Outlook 2023: New routes to market crucial for pig sector
Pig producers have experienced an incredibly challenging few years, as prices followed a different trend to other key agricultural commodity prices, while costs soared.
AHDB costings show producers have lost about £600m over the past two years, while the National Pig Association has suggested that 80% of pig farms could go out of business in the next 12 months if things do not change.
The sector has struggled with the knock-on effects of African swine fever elsewhere and, more recently, shortages of both carbon dioxide and skilled butchers in cutting plants.
See also: Pig feed and nutrition articles
In addition, there has been unprecedented ag inflation in key inputs since the Russia-Ukraine conflict began.
Feed has doubled in price, fuel is 75% more expensive, labour/contracting costs are up 20% and finance costs continue to rise.
Pig market summary
- Pig producers have lost about £600m over the past two years
- The effects of African swine fever, carbon dioxide shortages and rampant ag inflation have outweighed pigmeat price increases
- Could processors and producers co-operate more to find new routes to market?

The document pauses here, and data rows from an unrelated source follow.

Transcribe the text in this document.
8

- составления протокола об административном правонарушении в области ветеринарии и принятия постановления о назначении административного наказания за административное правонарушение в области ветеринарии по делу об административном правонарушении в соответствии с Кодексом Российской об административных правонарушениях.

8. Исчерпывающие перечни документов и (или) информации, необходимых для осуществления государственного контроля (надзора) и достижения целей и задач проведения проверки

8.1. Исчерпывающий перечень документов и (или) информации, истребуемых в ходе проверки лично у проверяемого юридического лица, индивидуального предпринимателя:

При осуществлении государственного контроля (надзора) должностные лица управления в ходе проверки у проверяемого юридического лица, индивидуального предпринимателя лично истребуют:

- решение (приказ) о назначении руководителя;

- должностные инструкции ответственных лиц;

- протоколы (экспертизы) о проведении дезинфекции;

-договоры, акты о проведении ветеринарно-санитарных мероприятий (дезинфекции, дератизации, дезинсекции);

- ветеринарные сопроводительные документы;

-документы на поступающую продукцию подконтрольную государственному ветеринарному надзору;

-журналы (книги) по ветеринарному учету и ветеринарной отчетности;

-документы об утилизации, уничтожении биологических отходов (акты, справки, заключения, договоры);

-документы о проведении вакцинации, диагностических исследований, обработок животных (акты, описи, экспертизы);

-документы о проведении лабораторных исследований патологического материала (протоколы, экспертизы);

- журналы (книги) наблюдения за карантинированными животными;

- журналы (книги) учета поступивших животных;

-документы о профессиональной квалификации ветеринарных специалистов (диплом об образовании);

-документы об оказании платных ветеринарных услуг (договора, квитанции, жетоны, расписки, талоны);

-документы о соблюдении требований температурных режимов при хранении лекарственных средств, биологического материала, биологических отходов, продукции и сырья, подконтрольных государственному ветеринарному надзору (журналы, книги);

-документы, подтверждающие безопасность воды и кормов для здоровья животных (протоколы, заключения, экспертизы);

- Could contracts be developed to allow producers to sell on margin rather than price?
Yet the average price that producers have received has only risen by an average of 32% since the start of the Covid-19 pandemic.
This compares with the average headline price increase for wheat (74%), or milk (65%) over the two-year period.
How did the industry get here, and what can it do to change?
Volatility has always been a factor for pig producers.
However, the frequency and range of volatility appear to be more significant than in other sectors, which makes running a viable and sustainable business almost impossible.
Feed is the number one cost for producers, now accounting for more than 70% of the cost of production.
Therefore, it would be expected that the pig price would more closely track the feed price than it does.
Over the past 20 years, the industry has seen the consolidation of pork supply chains, with processors now actively involved in production.
Despite their awareness of the production challenges, this has not led to an upturn in fortunes for producers.
Does this illustrate that processors, like farmers, are just pawns in the retailers’ game, asks Andersons consultant Harry Batt.
“As in chess, pawns are strong together, but weak when isolated. Together, the processors and producers control the supply chain so, through co-operation, could they find a new route to market?
“For example, Amazon British Pork – is this a realistic future vision? Change happens; look at the high street,” says Mr Batt.
“Alternatively, is the future about negotiating a contract to give a margin rather than the conventional price? Could most producers sell pork for a margin over the cost of feed? Would this drive improvements in feed efficiency?
“It would almost certainly reduce risk, while securing supply for the retailer.
“Given the current doom and gloom surrounding the pig industry, it would be easy to say that there might not be a commercial sector before long.
“However, the sector has experienced significant change over the past 50 years since Andersons was formed.
“Its consultants back then would have been discussing the expansion of UK pig production, which hit a high point of 9 million head in 1973.”
At the time of writing Outlook 2023, numbers had fallen to about 5 million, with further contraction likely. With the rise in sow productivity, the change in the size of the breeding herd has been even more marked.
Sow numbers in 1973 stood at about 780,000, now they are down to 340,000.
This seismic change can be partly attributed to a number of one-off incidents, not least the unilateral ban on sow stalls introduced in the UK in 1999 while the rest of the EU continued to use these systems.
This perhaps illustrates that the race to the bottom on price is the chronic issue killing the pig industry.
“However, we believe that producers have faced incredible challenges in the past and have remained resilient.
“There will be different challenges, with more focus on breeding/genetics, nutrition and resource/energy efficiency,” says Mr Batt.
“Producers need to set Smart [specific, measurable, achievable, relevant and timebound] targets for their individual system, focusing on reducing their carbon footprint, as this will intrinsically link back to feed, fertility and energy.
“The sector as a whole must be proactive in monitoring, improving and explaining the greenhouse gas emissions of British pork, alongside a clear commitment to animal welfare, both of which offer important marketing messages.
“We are at the point at which the sector must change if my successor is to have something to write about in 50 years’ time,” he says.